If there are signs of bleeding at 3 unrelated sites, this is highly suggestive of DIC. It is also vital to consider the systemic disease or trauma that could be causing the DIC of course.
🔍 Investigations
- Platelet count - thrombocytopenia.
- Prothrombin time - often prolonged.
- Fibrinogen - decreased as it is excessively used up.
- D-dimer - elevated as fibrin is continuously being broken down, producing more degradation products.
💯 Criteria and scoring
The International Society of Thrombosis and Haemostasis (ISTH) provides a scoring system to help with diagnosis of DIC.
A score of >5 is suggestive of overt DIC, while a score of <5 does not rule out DIC, but is suggestive of non-overt DIC and so tests should be repeated in the next 1-2 days.
There are 4 parameters that are considered:
- Platelet count
>100 - 0
<100 - 1
<50 - 2
- Fibrin degradation products (D-dimer)
No increase - 0
Moderate increase - 1
Strong increase - 2
- Prolonged prothrombin time
<3 seconds - 0
3-6 seconds - 1
>6 seconds - 2
- Fibrinogen level
>1 - 0
<1 - 1
🧰 Management
- Treatment of underlying disorder
- If the patient is actively bleeding or at high-risk of bleeding:
- Platelet transfusion + fresh frozen plasma (for replacement of coagulation factors) + anti-coagulants
- Treatment of underlying disorder
Protein C and protein S are both vitamin K dependent anticoagulatory proteins. Once activated they inhibit factors Va and VIIIa selectively. They do this by binding to the thrombin-thrombomodulin complex and cleaves factor Va and factor VIII to turn them into their inactive forms. Factor Va is involved in the common pathway and factor VIIIa is a part of the intrinsic pathway.

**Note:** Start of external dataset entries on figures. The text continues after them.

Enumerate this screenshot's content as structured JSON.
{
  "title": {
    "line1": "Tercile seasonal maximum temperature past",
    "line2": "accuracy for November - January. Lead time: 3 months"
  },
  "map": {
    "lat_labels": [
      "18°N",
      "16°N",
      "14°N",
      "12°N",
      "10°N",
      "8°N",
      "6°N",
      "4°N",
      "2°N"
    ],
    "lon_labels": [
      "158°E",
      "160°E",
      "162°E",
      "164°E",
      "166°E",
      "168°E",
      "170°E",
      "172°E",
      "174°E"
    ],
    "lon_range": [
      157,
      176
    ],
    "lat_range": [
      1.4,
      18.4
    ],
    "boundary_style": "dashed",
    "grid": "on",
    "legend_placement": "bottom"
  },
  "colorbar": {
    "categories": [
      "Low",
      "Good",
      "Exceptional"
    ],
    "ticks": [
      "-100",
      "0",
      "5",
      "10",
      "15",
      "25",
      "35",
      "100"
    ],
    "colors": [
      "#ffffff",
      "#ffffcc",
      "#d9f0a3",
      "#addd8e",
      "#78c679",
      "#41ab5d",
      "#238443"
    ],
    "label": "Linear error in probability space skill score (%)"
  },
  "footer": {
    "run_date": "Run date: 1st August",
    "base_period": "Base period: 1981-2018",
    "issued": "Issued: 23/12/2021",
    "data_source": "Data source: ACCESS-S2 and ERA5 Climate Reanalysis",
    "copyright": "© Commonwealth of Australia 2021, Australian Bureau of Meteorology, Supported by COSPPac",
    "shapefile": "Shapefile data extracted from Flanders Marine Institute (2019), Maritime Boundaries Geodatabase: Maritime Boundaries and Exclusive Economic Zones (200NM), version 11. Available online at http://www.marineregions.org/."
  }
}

Inhibition of these molecules results in reduced fibrin production and reduced clot formation. This prevents excessive coagulation in secondary haemostasis.
Therefore a deficiency in one or both of these proteins predisposes an individual to hypercoagulability and thrombosis. This means that individuals with protein C or S deficiencies are likely to develop DVT and DIC.
🔢 Classification
The congenital protein C and S deficiencies can be classified into 2 types (both of which are autosomal dominant):
- Type 1 - this is when there is not enough protein C or S (a quantitative deficiency).
- Type 2 - this is when there is a defective protein C or S (a qualitative deficiency).
There also may be acquired deficiencies due to impaired synthesis (occurring with liver failure) or excessive protein losses in urine (nephrotic syndrome).
After birth, levels of protein C take time to reach normal adult levels. Preterm infants have only 7-18% of normal adult levels. Full term infants have 20-40% of normal adult levels. For this reason, prematurity and infancy are risk factors for DIC.